China has been refining one of its first aircraft carriers -- an unfinished Soviet carrier that China obtained in 1998 and refurbished -- and reportedly has its first indigenously designed aircraft carrier under construction, which could enter service by 2015.
China also is moving forward with carrier-based aircraft that reportedly could match nearly every other fighter aircraft flying today throughout the world.
The Chinese Shenyang J-15, also known as Flying Shark, is a carrier-based fighter aircraft in development by the Shenyang Aircraft Corp. and the 601 Institute.
Rumors initially claimed the aircraft was to be a semi-stealth variant, yet later reports indicate the aircraft is based on the Russian-designed Sukhoi Su-33 and is fitted with Chinese-designed radars and weapons. While the J-15 appears to be based structurally on the Su-33, the indigenous fighter features Chinese technologies.

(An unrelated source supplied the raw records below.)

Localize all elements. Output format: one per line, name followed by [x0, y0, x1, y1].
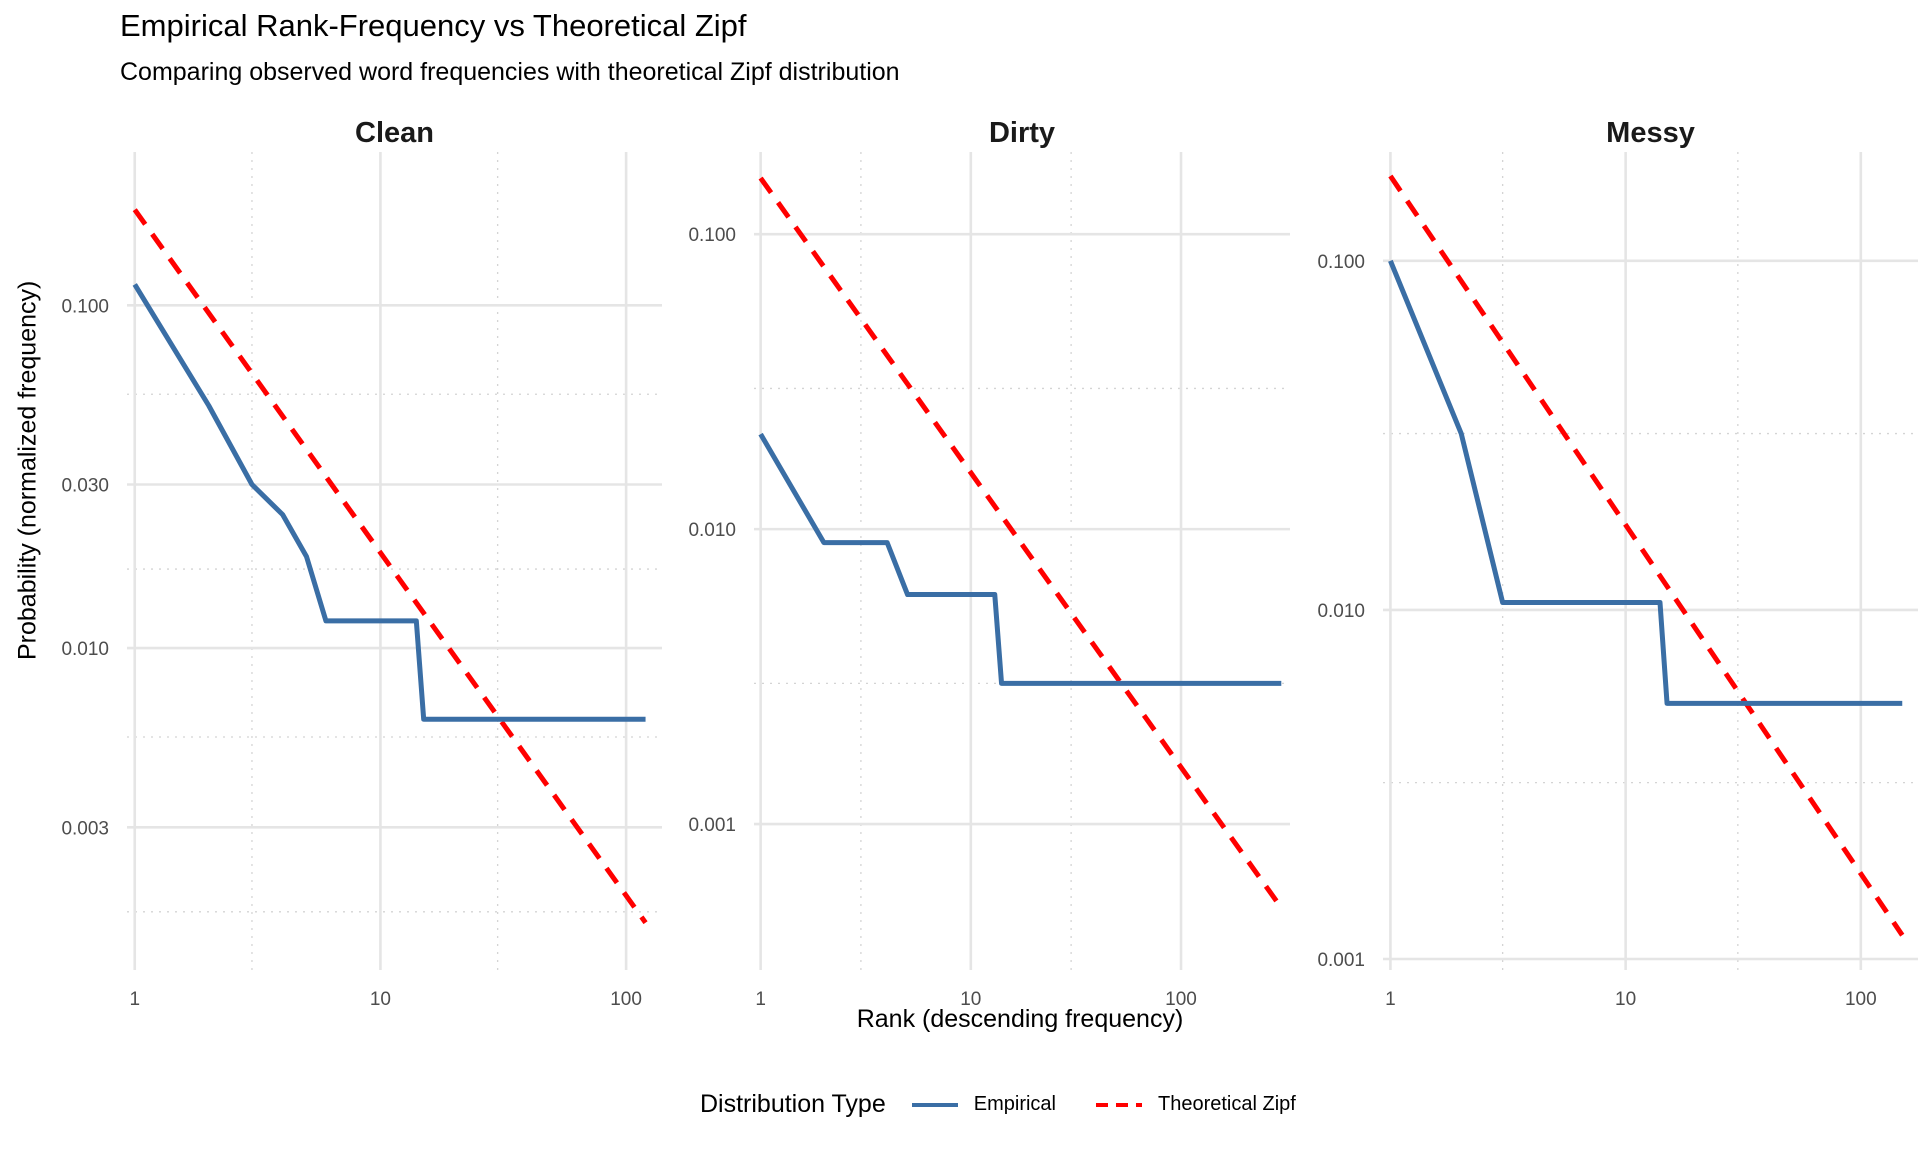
dirty-x-tick-label-1: 10 — [960, 989, 981, 1010]
clean-empirical-line — [132, 283, 646, 722]
legend-label-empirical: Empirical — [973, 1093, 1056, 1115]
chart-title: Empirical Rank-Frequency vs Theoretical … — [120, 8, 747, 43]
dirty-y-tick-label-0: 0.001 — [688, 815, 736, 836]
messy-y-tick-label-1: 0.010 — [1317, 601, 1365, 622]
dirty-x-tick-label-0: 1 — [755, 989, 766, 1010]
legend-label-theoretical: Theoretical Zipf — [1158, 1093, 1296, 1115]
dirty-empirical-line — [758, 432, 1282, 686]
messy-empirical-line — [1388, 259, 1903, 706]
chart-subtitle: Comparing observed word frequencies with… — [120, 58, 900, 86]
dirty-x-tick-label-2: 100 — [1165, 989, 1197, 1010]
dirty-y-tick-label-2: 0.100 — [688, 225, 736, 246]
dirty-facet-title: Dirty — [989, 117, 1055, 149]
clean-facet-title: Clean — [355, 117, 434, 149]
messy-facet-title: Messy — [1606, 117, 1695, 149]
messy-x-tick-label-2: 100 — [1845, 989, 1877, 1010]
clean-x-tick-label-2: 100 — [610, 989, 642, 1010]
legend-title: Distribution Type — [700, 1090, 886, 1118]
clean-theoretical-zipf-line — [132, 208, 648, 925]
legend-item-empirical: Empirical — [910, 1093, 1056, 1117]
dirty-y-tick-label-1: 0.010 — [688, 520, 736, 541]
legend-key-theoretical — [1096, 1102, 1142, 1107]
x-axis-label: Rank (descending frequency) — [856, 1005, 1184, 1033]
messy-y-tick-label-2: 0.100 — [1317, 252, 1365, 273]
legend-key-empirical — [911, 1102, 958, 1107]
y-axis-label: Probability (normalized frequency) — [13, 280, 42, 660]
legend-item-theoretical: Theoretical Zipf — [1094, 1093, 1296, 1117]
legend: Distribution Type Empirical Theoretical … — [700, 1090, 1334, 1119]
clean-y-tick-label-1: 0.010 — [61, 639, 109, 660]
messy-x-tick-label-0: 1 — [1385, 989, 1396, 1010]
clean-y-tick-label-2: 0.030 — [61, 475, 109, 496]
clean-x-tick-label-0: 1 — [129, 989, 140, 1010]
messy-theoretical-zipf-line — [1388, 174, 1905, 937]
clean-y-tick-label-0: 0.003 — [61, 818, 109, 839]
clean-y-tick-label-3: 0.100 — [61, 296, 109, 317]
messy-y-tick-label-0: 0.001 — [1317, 950, 1365, 971]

Some reports say the J-15 will be one of the best jet fighters in the world, while other reports suggest the combat jet might be underpowered.
An article in the China Signpost reported the J-15 "likely exceeds or matches the aerodynamic capabilities of virtually all fighter aircraft currently operated by regional militaries, with the exception of the U.S. F-22 Raptor."
The article, furthermore, suggests the J-15 might have a 10 percent superior thrust to weight ratio and a 25 percent lower wing loading than the U.S. Navy F/A-18E/F Super Hornet. Other reports, however, say the J-15's Russian-made engines are not as powerful as those of the U.S. F-35 joint strike fighter.
No matter the details, however, it's clear that China is well along the road to developing dominant carrier-based aviation. In an era of long-term austere U.S. defense budgets, China's emerging capability well may lead to a shift in global military power.